The message of Isaiah 1:27-31 is that God will avenge himself on the leaders of Jerusalem in order to save and restore the holy city. Only some will be saved from this coming conflagration, those who live by justice and righteousness. Others who live by rebelliousness and iniquity will meet their final doom. Those living in the holy city now are encouraged to join the faithful and to know that God will differentiate in the coming judgment. The words of Isaiah of Jerusalem have been re-preached by Third Isaiah as an introduction to a whole new way of reading the book of Isaiah. The book began as words to Jerusalem in the eighth century, morphed into a book for Judeans in exile during the time of Second Isaiah, and now is read as an all-encompassing revelation for the small-but-restored Jerusalem risen from the ashes two hundred years after Isaiah.

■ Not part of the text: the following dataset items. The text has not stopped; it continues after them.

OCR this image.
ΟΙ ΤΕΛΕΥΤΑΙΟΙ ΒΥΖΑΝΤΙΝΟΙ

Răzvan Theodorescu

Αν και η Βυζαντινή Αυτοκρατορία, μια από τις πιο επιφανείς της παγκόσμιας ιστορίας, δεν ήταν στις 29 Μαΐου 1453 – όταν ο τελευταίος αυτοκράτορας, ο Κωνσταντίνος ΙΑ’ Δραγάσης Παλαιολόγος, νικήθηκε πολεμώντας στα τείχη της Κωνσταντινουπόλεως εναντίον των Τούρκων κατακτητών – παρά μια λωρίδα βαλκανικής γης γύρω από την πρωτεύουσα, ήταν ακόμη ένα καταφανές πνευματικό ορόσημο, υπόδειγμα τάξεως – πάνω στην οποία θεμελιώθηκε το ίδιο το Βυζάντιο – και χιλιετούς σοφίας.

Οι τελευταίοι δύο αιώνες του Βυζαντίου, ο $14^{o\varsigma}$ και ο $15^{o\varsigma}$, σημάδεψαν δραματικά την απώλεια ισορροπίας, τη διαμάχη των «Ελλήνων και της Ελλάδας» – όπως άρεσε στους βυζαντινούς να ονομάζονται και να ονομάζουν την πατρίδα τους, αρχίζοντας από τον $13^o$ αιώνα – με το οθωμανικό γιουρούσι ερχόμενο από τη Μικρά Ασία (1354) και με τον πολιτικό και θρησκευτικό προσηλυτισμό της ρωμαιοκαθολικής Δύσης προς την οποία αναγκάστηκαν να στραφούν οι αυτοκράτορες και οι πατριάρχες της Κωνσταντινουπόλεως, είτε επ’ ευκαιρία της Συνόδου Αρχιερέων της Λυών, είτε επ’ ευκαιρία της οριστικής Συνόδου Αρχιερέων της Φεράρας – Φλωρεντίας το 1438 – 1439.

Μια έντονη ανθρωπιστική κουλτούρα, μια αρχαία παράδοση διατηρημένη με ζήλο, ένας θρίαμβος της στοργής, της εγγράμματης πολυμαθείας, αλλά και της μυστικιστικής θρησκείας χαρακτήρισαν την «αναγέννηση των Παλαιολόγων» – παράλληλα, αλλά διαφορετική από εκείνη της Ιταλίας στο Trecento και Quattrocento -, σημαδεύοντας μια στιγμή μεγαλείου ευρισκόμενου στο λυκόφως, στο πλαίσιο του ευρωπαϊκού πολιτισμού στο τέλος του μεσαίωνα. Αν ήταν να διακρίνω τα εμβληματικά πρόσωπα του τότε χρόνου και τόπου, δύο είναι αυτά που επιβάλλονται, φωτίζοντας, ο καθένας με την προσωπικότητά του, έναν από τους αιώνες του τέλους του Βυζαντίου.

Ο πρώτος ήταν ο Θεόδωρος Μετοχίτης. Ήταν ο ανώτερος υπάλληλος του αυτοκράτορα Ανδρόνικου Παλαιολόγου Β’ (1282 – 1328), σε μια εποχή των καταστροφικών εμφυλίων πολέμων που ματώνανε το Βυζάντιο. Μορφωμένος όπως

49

EXCURSUS ON TREES AND GARDENS IN WORSHIP
Ancient temples sometimes had gardens attached to them. The produce of these gardens represented the power of the gods over fertility of crops (John Walton, Ancient Near Eastern Thought and the Old Testament). In a scene in Assur (capital of Assyria) a carving shows a god with four streams (like the streams of Eden in Genesis 2) flowing from him and he is between two sacred trees. According to Walton, groves and gardens have been found near temples in Egypt and Mesopotamia. These sometimes featured pools and fountains, exotic plants, and crop plantings. Because of the linkage with Isaiah 65-66, it seems likely the references in Isaiah 1 also have to do with returnees from Babylon bringing some of these practices with them to Jerusalem.
Descriptions of worship amid terebinths and oaks (Isa 57:5; Hos 4:13; Jer 2:20-27; 3:6) often use imagery of sex and adultery. Some think that there were literal fertility rites practiced under the trees (cultic sex acts), but the sexual imagery may simply be a metaphor for the betrayal of God by preferring idols. Trees could function as a kind of Asherah pole, a practice alluded to many time in the Bible but whose exact details are unknown. Worshiping deities of fertility was common in the ancient world since humanity’s greatest problems (survival, progeny, fertility of soil) all revolved around ability to conceive. Israelites fell into idolatry, thinking offerings and other rites performed in groves would bring prosperity, but instead they brought total calamity.